The problem of learning $t$-term DNF formulas (for $t = O(1)$) has been studied extensively in the PAC model since its introduction by Valiant (STOC 1984). A $t$-term DNF can be efficiently learnt using a $t$-term DNF only if $t = 1$ i.e., when it is an AND, while even weakly learning a $2$-term DNF using a constant term DNF was shown to be NP-hard by Khot and Saket (FOCS 2008). On the other hand, Feldman et al. (FOCS 2009) showed the hardness of weakly learning a noisy AND using a halfspace -- the latter being a generalization of an AND, while Khot and Saket (STOC 2008) showed that an intersection of two halfspaces is hard to weakly learn using any function of constantly many halfspaces.

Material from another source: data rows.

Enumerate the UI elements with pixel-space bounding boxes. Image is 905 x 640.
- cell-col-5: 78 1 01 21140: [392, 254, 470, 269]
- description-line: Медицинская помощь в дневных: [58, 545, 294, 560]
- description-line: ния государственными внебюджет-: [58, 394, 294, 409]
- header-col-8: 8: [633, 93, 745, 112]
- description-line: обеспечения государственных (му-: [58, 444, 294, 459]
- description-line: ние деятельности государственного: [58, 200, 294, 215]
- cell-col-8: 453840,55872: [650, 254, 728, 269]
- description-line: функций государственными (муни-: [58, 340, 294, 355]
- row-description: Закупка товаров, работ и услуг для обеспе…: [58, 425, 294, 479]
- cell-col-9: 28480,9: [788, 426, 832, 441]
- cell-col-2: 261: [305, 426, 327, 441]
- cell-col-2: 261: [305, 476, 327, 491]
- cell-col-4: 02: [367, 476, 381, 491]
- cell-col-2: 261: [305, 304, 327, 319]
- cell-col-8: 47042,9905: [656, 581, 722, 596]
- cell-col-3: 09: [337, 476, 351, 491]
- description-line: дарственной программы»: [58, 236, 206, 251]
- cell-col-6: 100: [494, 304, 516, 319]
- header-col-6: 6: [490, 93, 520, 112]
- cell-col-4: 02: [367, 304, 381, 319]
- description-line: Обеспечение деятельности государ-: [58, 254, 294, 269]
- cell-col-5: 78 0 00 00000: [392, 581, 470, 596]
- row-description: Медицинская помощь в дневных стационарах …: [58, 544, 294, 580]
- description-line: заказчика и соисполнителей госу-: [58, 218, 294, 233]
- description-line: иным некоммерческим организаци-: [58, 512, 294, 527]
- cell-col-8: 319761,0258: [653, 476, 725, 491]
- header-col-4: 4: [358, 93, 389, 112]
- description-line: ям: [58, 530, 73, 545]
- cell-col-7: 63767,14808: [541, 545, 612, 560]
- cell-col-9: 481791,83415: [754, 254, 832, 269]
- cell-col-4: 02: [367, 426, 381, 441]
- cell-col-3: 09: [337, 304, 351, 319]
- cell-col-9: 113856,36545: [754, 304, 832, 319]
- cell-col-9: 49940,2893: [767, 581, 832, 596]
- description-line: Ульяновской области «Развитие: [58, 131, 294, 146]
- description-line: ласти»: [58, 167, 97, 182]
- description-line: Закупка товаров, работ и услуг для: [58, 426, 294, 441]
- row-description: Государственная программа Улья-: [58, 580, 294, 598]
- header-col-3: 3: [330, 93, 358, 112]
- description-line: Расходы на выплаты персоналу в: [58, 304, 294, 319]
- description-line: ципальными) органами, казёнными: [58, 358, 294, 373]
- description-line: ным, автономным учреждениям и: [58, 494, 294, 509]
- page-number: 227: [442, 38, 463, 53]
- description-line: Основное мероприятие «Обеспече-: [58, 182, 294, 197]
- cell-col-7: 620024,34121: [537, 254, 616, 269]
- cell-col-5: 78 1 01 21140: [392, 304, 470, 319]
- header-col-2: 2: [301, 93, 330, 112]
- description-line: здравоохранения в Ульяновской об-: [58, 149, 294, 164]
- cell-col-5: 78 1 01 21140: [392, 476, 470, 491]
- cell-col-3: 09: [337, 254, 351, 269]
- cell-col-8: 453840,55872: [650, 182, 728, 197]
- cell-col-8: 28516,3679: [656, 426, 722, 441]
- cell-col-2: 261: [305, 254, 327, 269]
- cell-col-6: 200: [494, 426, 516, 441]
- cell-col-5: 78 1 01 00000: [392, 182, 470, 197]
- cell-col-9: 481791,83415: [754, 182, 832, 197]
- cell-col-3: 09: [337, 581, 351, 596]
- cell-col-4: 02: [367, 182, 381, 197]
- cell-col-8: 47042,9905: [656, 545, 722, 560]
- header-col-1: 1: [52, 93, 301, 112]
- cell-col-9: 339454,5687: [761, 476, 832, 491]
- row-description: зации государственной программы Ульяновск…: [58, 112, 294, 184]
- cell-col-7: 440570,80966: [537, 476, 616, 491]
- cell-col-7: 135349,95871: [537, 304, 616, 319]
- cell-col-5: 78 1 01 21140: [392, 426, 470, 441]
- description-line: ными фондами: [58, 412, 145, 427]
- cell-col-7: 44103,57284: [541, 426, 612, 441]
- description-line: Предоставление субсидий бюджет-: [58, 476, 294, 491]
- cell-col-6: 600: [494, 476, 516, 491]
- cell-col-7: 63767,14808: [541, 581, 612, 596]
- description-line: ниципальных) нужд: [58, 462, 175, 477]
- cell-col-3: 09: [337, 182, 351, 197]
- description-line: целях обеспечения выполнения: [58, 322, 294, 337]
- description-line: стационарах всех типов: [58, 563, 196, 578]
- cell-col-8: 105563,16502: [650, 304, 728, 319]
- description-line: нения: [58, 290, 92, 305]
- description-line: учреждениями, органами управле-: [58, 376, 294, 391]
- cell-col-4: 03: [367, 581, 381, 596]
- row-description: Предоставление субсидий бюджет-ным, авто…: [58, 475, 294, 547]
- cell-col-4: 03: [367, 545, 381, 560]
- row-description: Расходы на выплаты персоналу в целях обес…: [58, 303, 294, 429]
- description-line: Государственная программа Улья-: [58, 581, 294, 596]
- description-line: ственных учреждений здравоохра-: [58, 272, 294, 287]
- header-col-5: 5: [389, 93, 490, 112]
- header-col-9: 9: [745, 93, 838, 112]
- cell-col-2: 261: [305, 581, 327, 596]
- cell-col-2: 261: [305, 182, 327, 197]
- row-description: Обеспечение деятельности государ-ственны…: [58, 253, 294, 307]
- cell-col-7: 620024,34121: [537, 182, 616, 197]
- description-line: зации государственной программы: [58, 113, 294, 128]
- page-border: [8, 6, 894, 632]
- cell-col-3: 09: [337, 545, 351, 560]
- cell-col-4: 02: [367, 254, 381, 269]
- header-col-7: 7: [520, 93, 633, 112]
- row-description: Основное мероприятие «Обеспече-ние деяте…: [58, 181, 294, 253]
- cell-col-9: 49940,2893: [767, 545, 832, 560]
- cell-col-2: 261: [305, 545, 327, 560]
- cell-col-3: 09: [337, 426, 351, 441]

The question of whether a $2$-term DNF is efficiently learnable using $2$ or constantly many halfspaces remained open.
In this work we answer this question in the negative by showing the hardness of weakly learning a $2$-term DNF as well as a noisy AND using any function of a constant number of halfspaces. In particular we prove the following.
For any constants $\nu, \zeta > 0$ and $\ell \in \mathbb{N}$, given a distribution over point-value pairs $\{0,1\}^n \times \{0,1\}$, it is NP-hard to decide whether,
YES Case. There is a $2$-term DNF that classifies all the points of the distribution, and an AND that classifies at least $1-\zeta$ fraction of the points correctly.
NO Case. Any boolean function depending on at most $\ell$ halfspaces classifies at most $1/2 + \nu$ fraction of the points of the distribution correctly.
Our result generalizes and strengthens the previous best results mentioned above on the hardness of learning a $2$-term DNF, learning an intersection of two halfspaces, and learning a noisy AND.